Otosyphilis is one of the complications of syphilis that may lead to deafness and other complications if untreated [4]. Otosyphilis can occur at any stage of syphilis [7]. The diagnosis of otosyphilis is challenging because presenting clinical symptoms are nonspecific and could be seen in other conditions, including labyrinthitis, vestibular neuritis, Meniere’s disease, acoustic neuroma, autoimmune disease, and stroke [4, 8, 9]. Unilateral or bilateral hearing loss, tinnitus, and vertigo which our patient had are the common manifestations of otosyphilis [7, 924]. In some patients, MRI brain could be normal [15, 19, 23, 24]. Reported MRI abnormalities associated with otosyphilis include meningeal enhancement [13], cochlear enhancement [20], intracanalicular mass [20], auditory polyneuritis [21], and periventricular and deep white matter lesions [12]. The MRI in our patient showed asymmetric enhancement of the left cochlea and vestibular apparatus. To our knowledge, enhancement of the vestibular apparatus was not reported in association with otosyphilis before. Furthermore, audiometry may detect nonspecific abnormalities. As seen in our patient, the severity of sensorineural hearing loss may worsen without appropriate treatment. In these cases, the FTA-ABS test and RPR should be obtained as soon as possible. Because otosyphilis is considered as neurosyphilis, CSF analysis is part of the workup. CSF findings could be normal [11] or may show elevated WBC [10, 13, 20, 21, 23], elevated protein [9, 20, 21, 23], and a positive VDRL [9, 10, 1214]. In our patient, lumbar puncture was done after intramuscular penicillin and CSF showed no abnormality.

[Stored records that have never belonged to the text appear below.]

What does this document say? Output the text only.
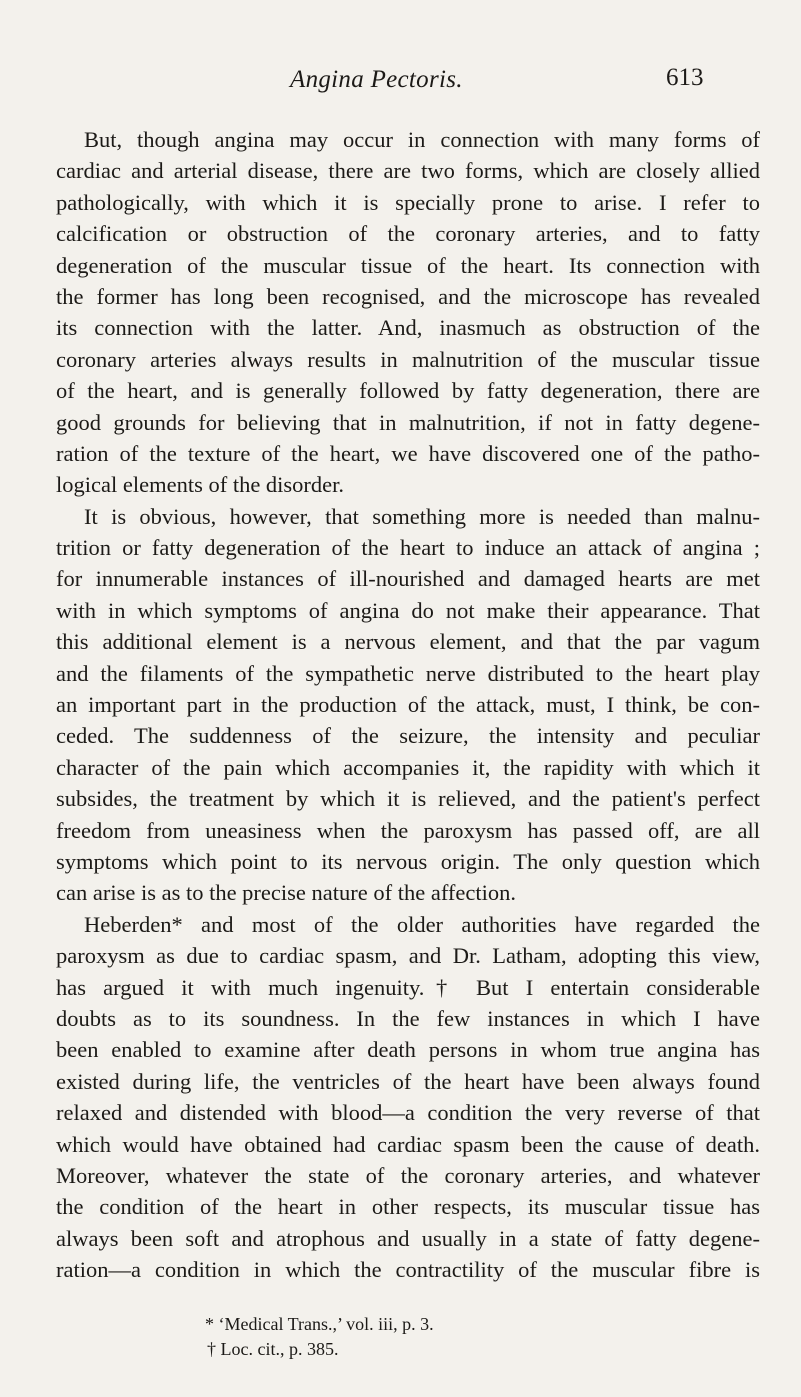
Angina Pectoris.	613
But, though angina may occur in connection with many forms of
cardiac and arterial disease, there are two forms, which are closely allied
pathologically, with which it is specially prone to arise. I refer to
calcification or obstruction of the coronary arteries, and to fatty
degeneration of the muscular tissue of the heart. Its connection with
the former has long been recognised, and the microscope has revealed
its connection with the latter. And, inasmuch as obstruction of the
coronary arteries always results in malnutrition of the muscular tissue
of the heart, and is generally followed by fatty degeneration, there are
good grounds for believing that in malnutrition, if not in fatty degene-
ration of the texture of the heart, we have discovered one of the patho-
logical elements of the disorder.
It is obvious, however, that something more is needed than malnu-
trition or fatty degeneration of the heart to induce an attack of angina ;
for innumerable instances of ill-nourished and damaged hearts are met
with in which symptoms of angina do not make their appearance. That
this additional element is a nervous element, and that the par vagum
and the filaments of the sympathetic nerve distributed to the heart play
an important part in the production of the attack, must, I think, be con-
ceded. The suddenness of the seizure, the intensity and peculiar
character of the pain which accompanies it, the rapidity with which it
subsides, the treatment by which it is relieved, and the patient's perfect
freedom from uneasiness when the paroxysm has passed off, are all
symptoms which point to its nervous origin. The only question which
can arise is as to the precise nature of the affection.
Heberden* and most of the older authorities have regarded the
paroxysm as due to cardiac spasm, and Dr. Latham, adopting this view,
has argued it with much ingenuity.† But I entertain considerable
doubts as to its soundness. In the few instances in which I have
been enabled to examine after death persons in whom true angina has
existed during life, the ventricles of the heart have been always found
relaxed and distended with blood—a condition the very reverse of that
which would have obtained had cardiac spasm been the cause of death.
Moreover, whatever the state of the coronary arteries, and whatever
the condition of the heart in other respects, its muscular tissue has
always been soft and atrophous and usually in a state of fatty degene-
ration—a condition in which the contractility of the muscular fibre is
* ‘Medical Trans.,’ vol. iii, p. 3.
† Loc. cit., p. 385.
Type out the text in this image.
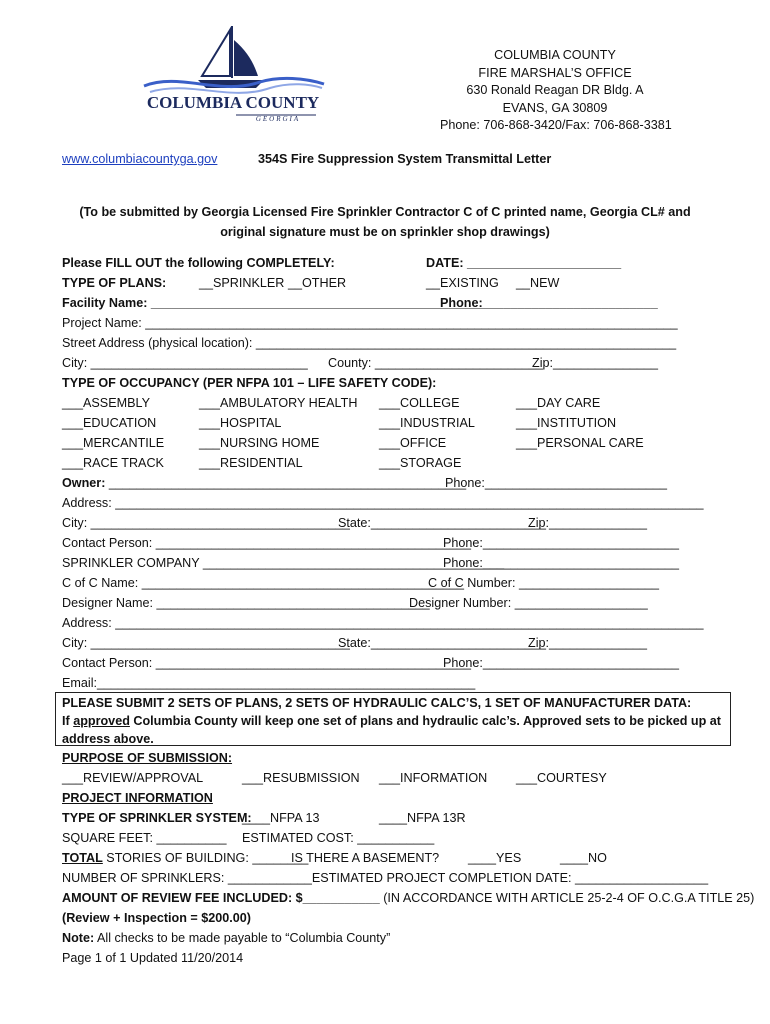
COLUMBIA COUNTY
GEORGIA
COLUMBIA COUNTY
FIRE MARSHAL’S OFFICE
630 Ronald Reagan DR Bldg. A
EVANS, GA 30809
Phone: 706-868-3420/Fax: 706-868-3381
www.columbiacountyga.gov	354S Fire Suppression System Transmittal Letter
(To be submitted by Georgia Licensed Fire Sprinkler Contractor C of C printed name, Georgia CL# and original signature must be on sprinkler shop drawings)
Please FILL OUT the following COMPLETELY:	DATE: ______________________
TYPE OF PLANS:	__SPRINKLER __OTHER	__EXISTING __NEW
Facility Name: _________________________________________________
Phone:_________________________
Project Name: ____________________________________________________________________________
Street Address (physical location): ____________________________________________________________
City: _______________________________ County: ________________________
Zip:_______________
TYPE OF OCCUPANCY (PER NFPA 101 – LIFE SAFETY CODE):
___ASSEMBLY	___AMBULATORY HEALTH ___COLLEGE	___DAY CARE
___EDUCATION	___HOSPITAL	___INDUSTRIAL	___INSTITUTION
___MERCANTILE	___NURSING HOME	___OFFICE	___PERSONAL CARE
___RACE TRACK	___RESIDENTIAL	___STORAGE
Owner: ___________________________________________________
Phone:__________________________
Address: ____________________________________________________________________________________
City: _____________________________________
State:_________________________
Zip:______________
Contact Person: _____________________________________________
Phone:____________________________
SPRINKLER COMPANY ___________________________________________
Phone:____________________________
C of C Name: ______________________________________________
C of C Number: ____________________
Designer Name: _______________________________________
Designer Number: ___________________
Address: ____________________________________________________________________________________
City: _____________________________________
State:_________________________
Zip:______________
Contact Person: _____________________________________________
Phone:____________________________
Email:______________________________________________________
PLEASE SUBMIT 2 SETS OF PLANS, 2 SETS OF HYDRAULIC CALC’S, 1 SET OF MANUFACTURER DATA:
If approved Columbia County will keep one set of plans and hydraulic calc’s. Approved sets to be picked up at address above.
PURPOSE OF SUBMISSION:
___REVIEW/APPROVAL	___RESUBMISSION ___INFORMATION ___COURTESY
PROJECT INFORMATION
TYPE OF SPRINKLER SYSTEM:
____NFPA 13	____NFPA 13R
SQUARE FEET: __________ ESTIMATED COST: ___________
TOTAL STORIES OF BUILDING: ________
IS THERE A BASEMENT? ____YES	____NO
NUMBER OF SPRINKLERS: ____________ESTIMATED PROJECT COMPLETION DATE: ___________________
AMOUNT OF REVIEW FEE INCLUDED: $___________ (IN ACCORDANCE WITH ARTICLE 25-2-4 OF O.C.G.A TITLE 25)
(Review + Inspection = $200.00)
Note: All checks to be made payable to “Columbia County”
Page 1 of 1 Updated 11/20/2014
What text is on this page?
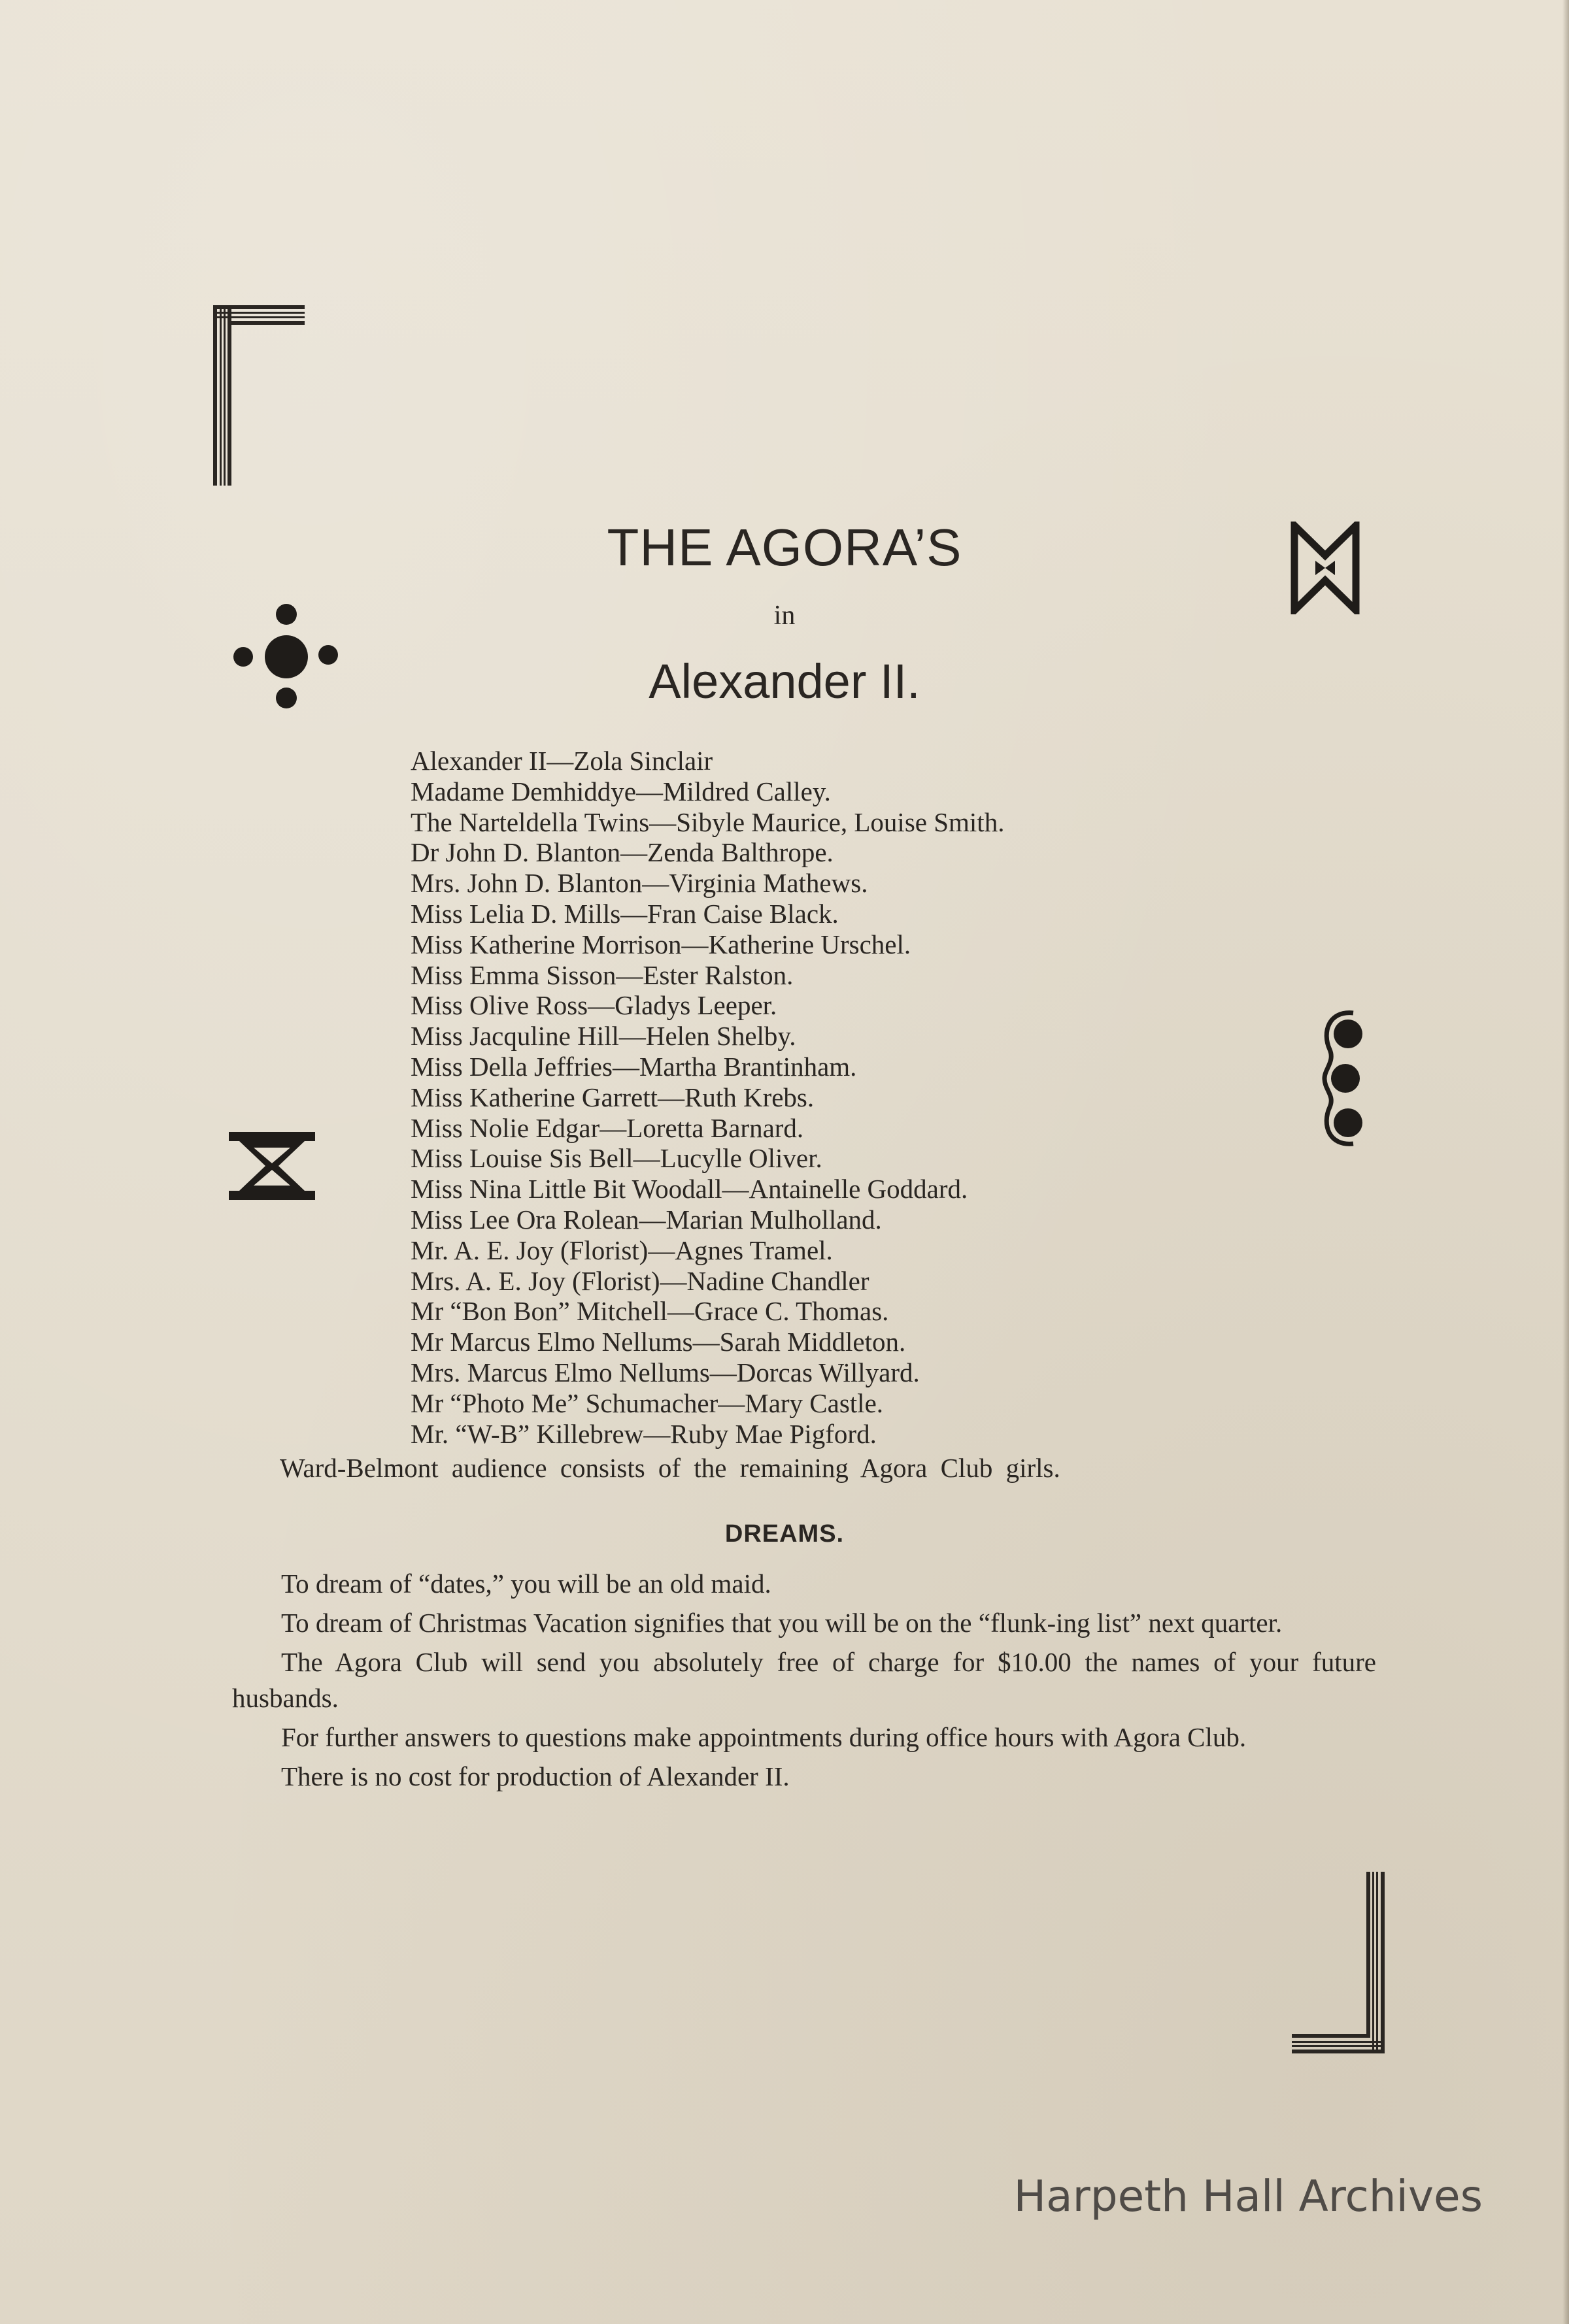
THE AGORA’S

in

Alexander II.
Alexander II—Zola Sinclair
Madame Demhiddye—Mildred Calley.
The Narteldella Twins—Sibyle Maurice, Louise Smith.
Dr John D. Blanton—Zenda Balthrope.
Mrs. John D. Blanton—Virginia Mathews.
Miss Lelia D. Mills—Fran Caise Black.
Miss Katherine Morrison—Katherine Urschel.
Miss Emma Sisson—Ester Ralston.
Miss Olive Ross—Gladys Leeper.
Miss Jacquline Hill—Helen Shelby.
Miss Della Jeffries—Martha Brantinham.
Miss Katherine Garrett—Ruth Krebs.
Miss Nolie Edgar—Loretta Barnard.
Miss Louise Sis Bell—Lucylle Oliver.
Miss Nina Little Bit Woodall—Antainelle Goddard.
Miss Lee Ora Rolean—Marian Mulholland.
Mr. A. E. Joy (Florist)—Agnes Tramel.
Mrs. A. E. Joy (Florist)—Nadine Chandler
Mr “Bon Bon” Mitchell—Grace C. Thomas.
Mr Marcus Elmo Nellums—Sarah Middleton.
Mrs. Marcus Elmo Nellums—Dorcas Willyard.
Mr “Photo Me” Schumacher—Mary Castle.
Mr. “W-B” Killebrew—Ruby Mae Pigford.

Ward-Belmont audience consists of the remaining Agora Club girls.

DREAMS.

To dream of “dates,” you will be an old maid.

To dream of Christmas Vacation signifies that you will be on the “flunk-ing list” next quarter.

The Agora Club will send you absolutely free of charge for $10.00 the names of your future husbands.

For further answers to questions make appointments during office hours with Agora Club.

There is no cost for production of Alexander II.

Harpeth Hall Archives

Because it is rare, treatment guidelines rely on results from case series and case reports [25]. It is recommended that syphilis of sensory organs such as the ear and eye be treated the same way as neurosyphilis with intravenous penicillin G for 10–14 days [25]. Intravenous penicillin for 10–14 days had shown subjective clinical improvement in 34/55 (62%) of cases [1012] and audiometric improvement in 18/44 (41%) of reported cases who had audiogram [10, 11, 17, 21]. The response to weekly intramuscular penicillin appears much lower than the response seen following intravenous penicillin treatment. Intramuscular penicillin failed to provide symptomatic relief in 8/8 (100%) HIV-positive patients who presented with hearing loss and tinnitus [13]. Six of these 8 patients had meningeal enhancement on MRI, indicating that the treatment for these patients with neurosyphilis/otosyphilis may have been suboptimal. In another study, 17 patients with unknown HIV status received intramuscular penicillin for more than 12 weeks; transient clinical improvement was seen only in 29% of cases, and audiogram improvement in 18% [15]. Interestingly, our patient showed marked clinical, laboratory, and audiometric improvement after three weekly doses of intramuscular penicillin. Because of the risk of recurrence [15] and limited success in reported cases where intramuscular penicillin was used, our patient received additional treatment with intravenous penicillin for 14 days.

In conclusion, otosyphilis should be considered in sexually active patients with unilateral sensorineural hearing loss, and appropriate treatment is essential to prevent irreversible hearing loss.

Data Availability

This is a case report and access to additional patient data is restricted.

Conflicts of Interest

The authors have no conflicts of interest.